Cinq ans seulement ont passé entre la naissance du personnage de Spider-Man en 1962 et sa première apparition à la télévision. Il y connaitra, par la suite, diverses incarnations dans des séries animées, soupes plus ou moins insipides, en prises de vues réelles (mais pas très crédibles), et même en professeur d'anglais dans un programme éducatif du début des années 70. Il faut patienter jusqu'en 85 pour que Marvel (l'éditeur) décide de céder au cinéma les droits des aventures de son héros.
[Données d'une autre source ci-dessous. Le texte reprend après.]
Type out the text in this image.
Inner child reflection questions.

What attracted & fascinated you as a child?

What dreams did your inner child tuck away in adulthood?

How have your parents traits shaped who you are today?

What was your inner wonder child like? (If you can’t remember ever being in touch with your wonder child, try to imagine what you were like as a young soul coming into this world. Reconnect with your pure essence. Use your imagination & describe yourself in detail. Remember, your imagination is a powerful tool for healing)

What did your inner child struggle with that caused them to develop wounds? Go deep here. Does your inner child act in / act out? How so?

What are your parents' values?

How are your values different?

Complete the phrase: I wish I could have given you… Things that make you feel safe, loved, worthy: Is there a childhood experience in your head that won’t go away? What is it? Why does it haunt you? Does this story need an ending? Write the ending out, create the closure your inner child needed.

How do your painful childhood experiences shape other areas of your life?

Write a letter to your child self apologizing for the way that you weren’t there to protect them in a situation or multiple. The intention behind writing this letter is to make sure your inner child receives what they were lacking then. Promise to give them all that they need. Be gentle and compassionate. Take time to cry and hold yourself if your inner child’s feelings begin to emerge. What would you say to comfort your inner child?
Contre toute attente, l'accueil d'Hollywood est des plus tièdes. Après trois épisodes, la série des "Superman" (avec Christopher Reeve) s'essoufle (ce n'est qu'en 89 que le Batman de Tim Burton viendra ranimer la flamme des superhéros en costume moulant). Dans la file d'attente des candidats à la reprise, on ne se bouscule pas. Et c'est finalement la Cannon qui décroche le contrat pour pour 225 000 dollars. Une paille.

Fondée par Menahem Golan et son cousin Yoram Globus, deux producteurs originaires d'Israël, la Cannon (spécialisée dans les films d'action où d'anciens champions d'Arts Martiaux recyclent leurs coups de latte) est, à l'époque, plus connue pour ses méthodes insidieuses (des encarts dans la presse) afin d'allécher les investisseurs sur des projets aux titres ronflants, et dont beaucoup ne seront jamais tournés. A leur crédit, Golan et Globus ne manquent pas d'ambition. Et surtout, ils croient en leur bonne (é)toile: "Spider-Man" doit représenter leur visa pour la cour des grands. Prêts à tous les sacrifices, ils engagent Leslie Stevens (le créateur de la série culte "Au-delà du réel") pour rédiger un premier scénario. Ignorant la BD, Stevens innove radicalement. Trop sans doute: en métamorphosant Peter Parker en tarentule géante, il se trompe de film et prend la porte. Le scénario est alors confié à Ted Newsom et John Brocanto - ceux-ci ont déjà travaillé avec Stan Lee sur des projets d'adaptation pour d'autres produits Marvel comme "Nick Fury" et "Namor, le prince des mers" (Brancato a depuis fait équipe avec Micheal Ferris pour écrire notamment Traque sur Internet, d'Irvin Winkler, The Game, de David Fincher, et Terminator 3, de Jonathan Mostow). Leur version, avec pour méchant le docteur Octopus, est nettement plus proche des thèmes de la BD.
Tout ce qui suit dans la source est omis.